FIRST EDITION of second. Folio. 2 works in 1, separate t-ps, pp. (xii) 507 (xxviii); (xii) 338 (xiv). Roman letter, little Italic, occasional Greek. Printer’s woodcut device to t-ps and last ll., superb woodcut border with allegorical scenes by Hans Frank (Nagler 2302) to second a 2, decorated initials and ornaments. Light age yellowing, upper edge and fore-edge a trifle dusty, very occasional minor water stain to upper blank margin and gutter, very slight foxing, early small metal bookmarks clipped to outer edge of six ll., bifolium of second F 4-5 unsewn but, remarkably, preserved. Very good copies in C16 Swiss pigskin, two clasps (lower lacking one holding piece) triple blind ruled to a panel design, second border with rolls of tendrils and interlaced lilies, centre panel with grille de St Laurent rolls of grapes and tendrils, raised bands, authors’ names inked to fore-edge, title to spine, couple of ancient stains to upper cover, joints bit cracked, upper split at head but firm. Traces of rubricated C15 mss formerly used as pastedowns, early inscriptions ‘Parochia S Her[onymus?]’ and ‘B Schiani Scheere i:T:N 17’, and modern stamps of religious institution to fly and first t-p, C16 annotations in two hands, in both.

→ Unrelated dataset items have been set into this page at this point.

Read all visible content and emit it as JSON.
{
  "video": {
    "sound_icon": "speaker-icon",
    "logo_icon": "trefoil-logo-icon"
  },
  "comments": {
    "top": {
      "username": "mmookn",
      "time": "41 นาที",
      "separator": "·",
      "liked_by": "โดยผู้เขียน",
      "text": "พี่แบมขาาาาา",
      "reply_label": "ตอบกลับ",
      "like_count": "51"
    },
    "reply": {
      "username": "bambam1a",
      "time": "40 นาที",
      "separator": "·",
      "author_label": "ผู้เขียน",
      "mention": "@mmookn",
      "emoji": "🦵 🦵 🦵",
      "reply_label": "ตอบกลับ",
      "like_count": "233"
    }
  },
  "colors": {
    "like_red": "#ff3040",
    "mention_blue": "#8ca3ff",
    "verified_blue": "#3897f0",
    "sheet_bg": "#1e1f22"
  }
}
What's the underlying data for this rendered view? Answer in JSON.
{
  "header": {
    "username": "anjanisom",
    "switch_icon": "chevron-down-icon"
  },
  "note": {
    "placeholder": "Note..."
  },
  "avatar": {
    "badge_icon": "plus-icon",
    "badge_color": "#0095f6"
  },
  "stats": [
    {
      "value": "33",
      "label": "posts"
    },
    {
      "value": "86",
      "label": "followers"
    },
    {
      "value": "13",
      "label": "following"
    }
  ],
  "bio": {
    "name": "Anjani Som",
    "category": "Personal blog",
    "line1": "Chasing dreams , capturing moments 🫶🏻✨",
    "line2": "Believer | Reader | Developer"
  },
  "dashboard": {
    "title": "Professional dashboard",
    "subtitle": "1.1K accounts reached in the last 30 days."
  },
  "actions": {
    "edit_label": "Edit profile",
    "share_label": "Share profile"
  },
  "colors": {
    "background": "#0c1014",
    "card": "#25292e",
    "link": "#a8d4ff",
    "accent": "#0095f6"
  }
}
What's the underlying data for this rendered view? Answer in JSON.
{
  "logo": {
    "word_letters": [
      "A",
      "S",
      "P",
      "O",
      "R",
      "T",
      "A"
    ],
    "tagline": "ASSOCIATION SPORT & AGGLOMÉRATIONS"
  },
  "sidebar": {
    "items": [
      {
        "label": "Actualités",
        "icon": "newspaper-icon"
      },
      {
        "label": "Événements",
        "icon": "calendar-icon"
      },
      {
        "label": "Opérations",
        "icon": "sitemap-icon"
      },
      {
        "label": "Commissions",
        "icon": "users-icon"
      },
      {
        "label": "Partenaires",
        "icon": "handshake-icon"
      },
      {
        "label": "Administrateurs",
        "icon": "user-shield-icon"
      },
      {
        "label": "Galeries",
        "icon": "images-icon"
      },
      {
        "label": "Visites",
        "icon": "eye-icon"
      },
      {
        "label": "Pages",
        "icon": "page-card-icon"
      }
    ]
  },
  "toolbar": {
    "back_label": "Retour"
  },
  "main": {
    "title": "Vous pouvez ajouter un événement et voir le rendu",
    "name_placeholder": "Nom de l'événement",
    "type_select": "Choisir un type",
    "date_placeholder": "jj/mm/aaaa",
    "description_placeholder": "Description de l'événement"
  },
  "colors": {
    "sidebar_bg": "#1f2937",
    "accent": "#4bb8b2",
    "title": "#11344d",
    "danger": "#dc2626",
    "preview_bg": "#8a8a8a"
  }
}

The ms. on the front pastedown is a leaf from a C15 ‘Libri Sexti Decretalium’; it reproduces Boniface VIII’s decretal of 1296, approving dispositions to curb intrigue and ambition within the mendicant orders. The leaf at end was arguably taken from the same ms., although the remains do not allow a sure attribution.
Two very good, clean copies of these important theological works (with the first edition of the second), edited by Erasmus (1466-1536), the greatest humanist and philologist of the northern Renaissance. He was the first humanist to truly engage with the works of the Fathers of the Church and early theologians praising—only a few years before the Reformation—their exhortations for a unified church. In 1514, he arrived in Basel to meet Johann Froben, renowned abroad for his attention to editorial detail, who had accepted to publish his monumental commentary to St Jerome. Erasmus eventually settled in Basel for several years, where he produced his major editions and was paid to work as a ‘learned corrector’ at the press. ‘The close personal relationship between these two men is perhaps unparalleled in the history of authors and their publishers’ (Bloch, ‘Erasmus’, 109-10). Erasmus rated the writings of Cyprian (200-258AD), bishop of Carthage, as being nearly as important as Jerome’s; he published the first edition of his complete works, based on both printed and ms. texts, in 1520. Cyprian’s epistles and books were concerned with pastoral activity, touching on subjects like the ordination of priests and the worshipping of idols. Erasmus categorised five works (explaining why in the preface) as ‘falsely ascribed’ to Cyprian, at a time in which ‘the difficulty of separating genuine from spurious patristic works was acute’ (Peters, ‘Erasmus’, 256); however, ‘De exhortatione martyrii’, found among his genuine works, was later attributed to Erasmus himself.
The Greek bishop Irenaeus (130-202AD) was active in southern France, where he assisted the expansion of Christian communities. As a boy he had heard the preaching of Polycarp, disciple of John the Evangelist, and was known to other disciples who had seen the Saviour; hence, in Erasmus’s words, ‘Through Irenaeus […] we hear the words of Christ’. His ‘opus’ included works on heresy, the doctrine of Simon Magus and those of sects like the Gnostics.
One early annotator of this copy was interested in a wide range of topics including heresy, penance and communion, celibacy and the purity of priesthood. Some of his glosses are enthusiastic or colourful: e.g., near a passage on Christian fortitude against temptation he writes ‘the devil’s vases are full of threats’ with the word ‘minarum’ meaning both menaces and pieces of silver; he admired Cyprian as twice he wrote ‘pulchra comparatio’ (beautiful comparison) on the margins.
1: BM STC Ger., p. 234; Graesse II, 316.
2: BM STC Ger., p. 431; Graesse III, 429. E. Bloch, ‘Erasmus and the Froben Press: The Making of an Editor’, Library Quarterly 35 (1965), 109-20; R. Peters, ‘Erasmus and the Fathers: Their Practical Value’, Church History 36 (1967), 254-61.